Objectives: This study sought to evaluate the accuracy and errors of linear measurements of mesiodistal dimensions of Kennedy Class III edentulous space using cone beam computed tomography (CBCT) in comparison with clinical measurements.

Materials and methods: Nineteen Kennedy Class III dental arches were evaluated. An impression was made of each dental arch and poured with dental stone. The distance was measured on dental cast using a digital Vernier caliper with an accuracy of 0.1mm and on CBCT scans. Finally, the linear mesiodistal measurements were compared and the accuracy of CBCT technique was evaluated by calculating absolute value of errors, intra-class correlation coefficient and simple linear regression model.

Results: In comparison with the cast method, estimation of size on CBCT scans had an error of -8.46% (underestimation) to 5.21% (overestimation). In 26.5% of the cases, an accepted error of ±1% was found. The absolute value of errors was found to be in the range of 0.21-8.46mm with an average value of 2.86 ±2.30mm.

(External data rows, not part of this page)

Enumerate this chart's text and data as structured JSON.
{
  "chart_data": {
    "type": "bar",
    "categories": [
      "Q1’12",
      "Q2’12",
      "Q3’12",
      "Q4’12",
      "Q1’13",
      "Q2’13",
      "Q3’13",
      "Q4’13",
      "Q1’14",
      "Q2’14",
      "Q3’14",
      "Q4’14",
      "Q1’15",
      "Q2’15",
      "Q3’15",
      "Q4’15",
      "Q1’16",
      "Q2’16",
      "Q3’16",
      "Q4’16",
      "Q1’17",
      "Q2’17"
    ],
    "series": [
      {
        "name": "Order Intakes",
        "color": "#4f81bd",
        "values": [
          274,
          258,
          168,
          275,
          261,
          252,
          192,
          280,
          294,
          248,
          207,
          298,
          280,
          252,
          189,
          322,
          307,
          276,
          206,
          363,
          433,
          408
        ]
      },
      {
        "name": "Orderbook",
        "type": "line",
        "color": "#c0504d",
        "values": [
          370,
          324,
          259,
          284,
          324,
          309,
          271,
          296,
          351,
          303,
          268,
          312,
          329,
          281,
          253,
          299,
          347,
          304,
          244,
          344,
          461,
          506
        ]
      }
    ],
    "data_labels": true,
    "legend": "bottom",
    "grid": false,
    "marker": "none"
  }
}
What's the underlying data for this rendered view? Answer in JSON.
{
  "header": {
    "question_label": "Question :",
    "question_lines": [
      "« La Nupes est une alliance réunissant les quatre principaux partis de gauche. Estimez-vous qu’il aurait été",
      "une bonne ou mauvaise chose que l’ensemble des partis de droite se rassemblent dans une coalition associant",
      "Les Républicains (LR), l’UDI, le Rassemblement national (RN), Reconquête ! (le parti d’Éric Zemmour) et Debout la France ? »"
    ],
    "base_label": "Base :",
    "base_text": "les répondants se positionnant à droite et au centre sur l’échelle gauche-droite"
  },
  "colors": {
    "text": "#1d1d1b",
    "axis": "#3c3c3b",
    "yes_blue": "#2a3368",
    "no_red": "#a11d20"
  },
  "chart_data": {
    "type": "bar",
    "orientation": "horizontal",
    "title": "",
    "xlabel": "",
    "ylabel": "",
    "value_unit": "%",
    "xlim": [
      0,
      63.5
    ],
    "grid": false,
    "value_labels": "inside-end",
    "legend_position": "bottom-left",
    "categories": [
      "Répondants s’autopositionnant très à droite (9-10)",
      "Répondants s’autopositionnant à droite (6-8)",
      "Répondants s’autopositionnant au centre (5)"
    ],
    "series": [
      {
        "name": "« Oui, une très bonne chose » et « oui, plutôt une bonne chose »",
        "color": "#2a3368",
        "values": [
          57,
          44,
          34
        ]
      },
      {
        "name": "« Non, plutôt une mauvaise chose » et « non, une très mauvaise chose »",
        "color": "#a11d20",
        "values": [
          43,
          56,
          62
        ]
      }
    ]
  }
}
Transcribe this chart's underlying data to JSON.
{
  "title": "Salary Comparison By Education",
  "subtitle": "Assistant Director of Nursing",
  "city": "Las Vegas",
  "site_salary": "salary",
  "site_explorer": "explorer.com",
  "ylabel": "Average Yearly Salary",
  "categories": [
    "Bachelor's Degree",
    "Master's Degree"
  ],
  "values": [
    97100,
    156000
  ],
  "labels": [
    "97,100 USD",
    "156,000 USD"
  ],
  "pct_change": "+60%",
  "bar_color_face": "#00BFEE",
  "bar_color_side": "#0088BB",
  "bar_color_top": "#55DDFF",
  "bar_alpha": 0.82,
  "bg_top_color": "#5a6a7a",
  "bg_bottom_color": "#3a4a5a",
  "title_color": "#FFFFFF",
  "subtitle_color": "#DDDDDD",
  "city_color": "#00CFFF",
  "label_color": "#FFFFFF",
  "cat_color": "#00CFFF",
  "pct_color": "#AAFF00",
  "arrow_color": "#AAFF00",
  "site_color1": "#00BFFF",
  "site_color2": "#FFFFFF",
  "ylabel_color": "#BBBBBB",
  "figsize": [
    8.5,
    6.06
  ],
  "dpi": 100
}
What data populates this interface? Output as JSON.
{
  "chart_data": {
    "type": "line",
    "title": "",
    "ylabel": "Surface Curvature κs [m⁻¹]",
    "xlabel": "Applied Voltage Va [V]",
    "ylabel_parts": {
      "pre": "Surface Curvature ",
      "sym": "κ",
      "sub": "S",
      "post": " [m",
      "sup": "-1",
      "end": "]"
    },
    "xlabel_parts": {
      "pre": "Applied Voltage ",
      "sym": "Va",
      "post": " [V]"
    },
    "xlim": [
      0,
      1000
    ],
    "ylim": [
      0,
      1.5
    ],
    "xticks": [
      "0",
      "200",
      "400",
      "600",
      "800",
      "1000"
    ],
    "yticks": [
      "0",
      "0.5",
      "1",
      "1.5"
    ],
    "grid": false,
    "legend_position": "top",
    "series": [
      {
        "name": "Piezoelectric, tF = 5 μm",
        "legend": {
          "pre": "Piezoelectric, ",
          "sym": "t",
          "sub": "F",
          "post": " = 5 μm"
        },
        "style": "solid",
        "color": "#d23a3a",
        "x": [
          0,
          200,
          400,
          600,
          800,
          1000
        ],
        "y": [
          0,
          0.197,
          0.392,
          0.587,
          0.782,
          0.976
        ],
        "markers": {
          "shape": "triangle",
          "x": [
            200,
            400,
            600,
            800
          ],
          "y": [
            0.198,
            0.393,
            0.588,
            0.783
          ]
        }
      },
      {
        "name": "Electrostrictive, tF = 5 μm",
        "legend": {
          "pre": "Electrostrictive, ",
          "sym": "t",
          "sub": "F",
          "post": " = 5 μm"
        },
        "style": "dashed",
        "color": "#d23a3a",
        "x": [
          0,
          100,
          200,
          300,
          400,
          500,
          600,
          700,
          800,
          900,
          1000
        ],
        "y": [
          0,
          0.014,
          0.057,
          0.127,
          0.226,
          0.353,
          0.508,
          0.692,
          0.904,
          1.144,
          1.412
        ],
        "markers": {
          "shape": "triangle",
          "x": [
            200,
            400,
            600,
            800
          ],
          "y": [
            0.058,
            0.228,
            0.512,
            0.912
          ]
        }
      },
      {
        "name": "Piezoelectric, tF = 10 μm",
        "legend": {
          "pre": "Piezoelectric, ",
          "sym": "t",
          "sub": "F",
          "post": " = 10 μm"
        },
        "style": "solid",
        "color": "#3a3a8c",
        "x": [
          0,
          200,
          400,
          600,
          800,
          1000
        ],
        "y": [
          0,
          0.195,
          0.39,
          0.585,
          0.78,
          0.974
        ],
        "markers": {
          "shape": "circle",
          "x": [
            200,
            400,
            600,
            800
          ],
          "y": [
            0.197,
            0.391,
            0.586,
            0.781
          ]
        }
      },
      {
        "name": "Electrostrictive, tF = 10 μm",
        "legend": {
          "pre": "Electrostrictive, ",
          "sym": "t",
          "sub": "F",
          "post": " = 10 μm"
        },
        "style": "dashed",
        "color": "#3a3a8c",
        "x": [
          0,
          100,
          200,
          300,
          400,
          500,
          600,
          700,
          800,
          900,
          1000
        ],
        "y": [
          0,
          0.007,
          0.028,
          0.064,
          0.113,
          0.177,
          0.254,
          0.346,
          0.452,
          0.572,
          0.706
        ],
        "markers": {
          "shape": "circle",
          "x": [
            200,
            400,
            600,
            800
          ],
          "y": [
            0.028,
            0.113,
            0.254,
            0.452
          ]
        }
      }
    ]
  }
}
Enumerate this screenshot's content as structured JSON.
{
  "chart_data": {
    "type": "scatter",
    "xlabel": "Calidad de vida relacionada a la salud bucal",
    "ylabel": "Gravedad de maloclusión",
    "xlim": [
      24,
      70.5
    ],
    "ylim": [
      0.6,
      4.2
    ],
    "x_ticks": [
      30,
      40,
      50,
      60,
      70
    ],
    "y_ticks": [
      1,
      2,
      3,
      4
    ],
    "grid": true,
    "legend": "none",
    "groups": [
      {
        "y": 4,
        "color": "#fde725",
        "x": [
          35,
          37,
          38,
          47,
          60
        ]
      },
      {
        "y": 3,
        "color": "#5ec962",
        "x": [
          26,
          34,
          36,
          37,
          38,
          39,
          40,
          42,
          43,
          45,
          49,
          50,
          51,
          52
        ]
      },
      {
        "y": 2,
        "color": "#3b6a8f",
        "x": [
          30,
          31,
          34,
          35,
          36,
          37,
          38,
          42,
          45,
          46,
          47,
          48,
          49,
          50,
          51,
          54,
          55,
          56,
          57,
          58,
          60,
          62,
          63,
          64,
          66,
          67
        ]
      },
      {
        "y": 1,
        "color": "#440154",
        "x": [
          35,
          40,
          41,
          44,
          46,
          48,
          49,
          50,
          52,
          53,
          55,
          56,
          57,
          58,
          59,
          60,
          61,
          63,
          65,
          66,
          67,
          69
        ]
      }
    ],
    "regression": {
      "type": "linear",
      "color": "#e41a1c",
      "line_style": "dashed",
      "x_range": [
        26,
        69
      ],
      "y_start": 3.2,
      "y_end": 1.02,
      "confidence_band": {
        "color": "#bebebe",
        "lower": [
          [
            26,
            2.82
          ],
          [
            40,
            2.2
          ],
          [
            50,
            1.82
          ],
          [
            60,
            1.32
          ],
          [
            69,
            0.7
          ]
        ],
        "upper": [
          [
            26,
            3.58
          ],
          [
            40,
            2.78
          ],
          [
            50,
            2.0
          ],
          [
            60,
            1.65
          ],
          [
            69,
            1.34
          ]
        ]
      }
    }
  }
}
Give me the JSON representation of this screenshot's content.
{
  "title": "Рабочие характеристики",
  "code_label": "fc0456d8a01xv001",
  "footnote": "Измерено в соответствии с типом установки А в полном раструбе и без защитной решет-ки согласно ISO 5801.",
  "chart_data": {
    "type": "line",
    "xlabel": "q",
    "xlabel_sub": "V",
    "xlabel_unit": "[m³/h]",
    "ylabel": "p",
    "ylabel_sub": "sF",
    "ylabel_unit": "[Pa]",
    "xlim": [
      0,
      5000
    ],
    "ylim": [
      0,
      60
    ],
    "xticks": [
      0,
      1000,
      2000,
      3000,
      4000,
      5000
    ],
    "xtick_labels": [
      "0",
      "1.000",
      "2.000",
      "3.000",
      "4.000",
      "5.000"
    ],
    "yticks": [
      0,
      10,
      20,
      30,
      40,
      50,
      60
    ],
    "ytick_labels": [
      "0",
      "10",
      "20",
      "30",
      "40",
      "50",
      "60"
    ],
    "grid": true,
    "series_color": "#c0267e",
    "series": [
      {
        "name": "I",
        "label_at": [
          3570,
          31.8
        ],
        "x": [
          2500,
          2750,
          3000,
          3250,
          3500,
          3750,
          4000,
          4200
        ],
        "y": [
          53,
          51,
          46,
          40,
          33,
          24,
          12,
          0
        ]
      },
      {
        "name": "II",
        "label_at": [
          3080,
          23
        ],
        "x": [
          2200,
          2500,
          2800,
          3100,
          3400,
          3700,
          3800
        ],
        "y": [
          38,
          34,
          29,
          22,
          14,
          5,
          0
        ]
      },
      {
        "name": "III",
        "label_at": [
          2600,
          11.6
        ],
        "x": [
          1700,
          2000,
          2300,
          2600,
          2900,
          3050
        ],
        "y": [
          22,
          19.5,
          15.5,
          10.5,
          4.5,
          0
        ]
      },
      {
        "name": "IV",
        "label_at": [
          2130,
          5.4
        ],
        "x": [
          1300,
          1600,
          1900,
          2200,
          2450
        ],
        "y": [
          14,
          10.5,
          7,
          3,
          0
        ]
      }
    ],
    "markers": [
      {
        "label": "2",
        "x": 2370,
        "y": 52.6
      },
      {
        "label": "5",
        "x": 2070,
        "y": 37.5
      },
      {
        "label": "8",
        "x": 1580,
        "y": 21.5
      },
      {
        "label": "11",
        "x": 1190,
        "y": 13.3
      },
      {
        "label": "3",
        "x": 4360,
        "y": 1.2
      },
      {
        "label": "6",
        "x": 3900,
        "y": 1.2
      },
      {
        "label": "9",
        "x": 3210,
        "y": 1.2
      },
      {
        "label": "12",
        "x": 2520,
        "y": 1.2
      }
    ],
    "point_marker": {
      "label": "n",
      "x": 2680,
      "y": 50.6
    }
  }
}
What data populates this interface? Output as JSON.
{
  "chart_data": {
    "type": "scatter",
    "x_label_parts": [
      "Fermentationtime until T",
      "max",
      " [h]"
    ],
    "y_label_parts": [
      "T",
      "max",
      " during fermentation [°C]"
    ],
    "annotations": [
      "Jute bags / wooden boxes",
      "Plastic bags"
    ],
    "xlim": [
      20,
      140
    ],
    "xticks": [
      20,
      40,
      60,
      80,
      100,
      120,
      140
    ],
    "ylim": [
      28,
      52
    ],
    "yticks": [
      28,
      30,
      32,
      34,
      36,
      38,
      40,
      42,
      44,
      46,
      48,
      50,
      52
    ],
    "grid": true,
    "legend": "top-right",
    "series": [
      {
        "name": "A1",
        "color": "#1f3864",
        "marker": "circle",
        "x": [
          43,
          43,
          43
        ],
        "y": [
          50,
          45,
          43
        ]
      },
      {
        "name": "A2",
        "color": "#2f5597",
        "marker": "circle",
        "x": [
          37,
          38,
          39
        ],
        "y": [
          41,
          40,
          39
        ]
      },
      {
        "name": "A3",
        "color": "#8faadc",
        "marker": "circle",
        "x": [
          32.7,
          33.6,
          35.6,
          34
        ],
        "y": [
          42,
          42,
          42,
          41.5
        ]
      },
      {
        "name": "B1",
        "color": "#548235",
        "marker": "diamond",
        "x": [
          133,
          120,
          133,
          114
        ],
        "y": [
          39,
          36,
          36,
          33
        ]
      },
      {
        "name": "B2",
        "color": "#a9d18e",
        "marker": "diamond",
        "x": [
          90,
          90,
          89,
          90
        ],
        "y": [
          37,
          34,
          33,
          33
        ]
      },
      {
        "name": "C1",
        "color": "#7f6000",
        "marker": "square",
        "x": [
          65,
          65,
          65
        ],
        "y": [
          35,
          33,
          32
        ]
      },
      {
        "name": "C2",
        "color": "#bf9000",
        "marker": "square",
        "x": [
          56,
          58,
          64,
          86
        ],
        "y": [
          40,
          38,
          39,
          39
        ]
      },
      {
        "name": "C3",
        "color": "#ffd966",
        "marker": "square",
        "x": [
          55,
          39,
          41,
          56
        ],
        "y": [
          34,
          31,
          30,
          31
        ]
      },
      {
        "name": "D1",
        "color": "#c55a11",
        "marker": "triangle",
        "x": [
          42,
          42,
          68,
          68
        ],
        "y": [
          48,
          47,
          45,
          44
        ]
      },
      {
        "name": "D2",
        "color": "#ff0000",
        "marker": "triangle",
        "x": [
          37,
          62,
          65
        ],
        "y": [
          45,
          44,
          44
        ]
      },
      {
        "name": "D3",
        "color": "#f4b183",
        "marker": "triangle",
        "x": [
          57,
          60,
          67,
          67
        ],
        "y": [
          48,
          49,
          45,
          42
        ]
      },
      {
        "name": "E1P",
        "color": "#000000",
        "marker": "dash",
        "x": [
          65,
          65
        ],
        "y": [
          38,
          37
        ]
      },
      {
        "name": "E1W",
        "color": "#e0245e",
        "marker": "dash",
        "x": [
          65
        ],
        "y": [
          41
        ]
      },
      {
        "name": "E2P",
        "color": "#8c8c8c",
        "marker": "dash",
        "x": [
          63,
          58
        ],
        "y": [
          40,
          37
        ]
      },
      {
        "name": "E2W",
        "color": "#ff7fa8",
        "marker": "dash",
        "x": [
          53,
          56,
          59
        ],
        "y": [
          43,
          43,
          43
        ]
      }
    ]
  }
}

Conclusions: Although the measurements revealed statistically significant differences, this does not indicate a lower accuracy for the CBCT technique. In fact, CBCT can provide some information as a paraclinical tool and the clinician can combine these data with clinical data and achieve greater accuracy. Undoubtedly, calibration of data collected by clinical and paraclinical techniques and the clinician's expertise in use of CBCT software programs can increase the accuracy of implant placement.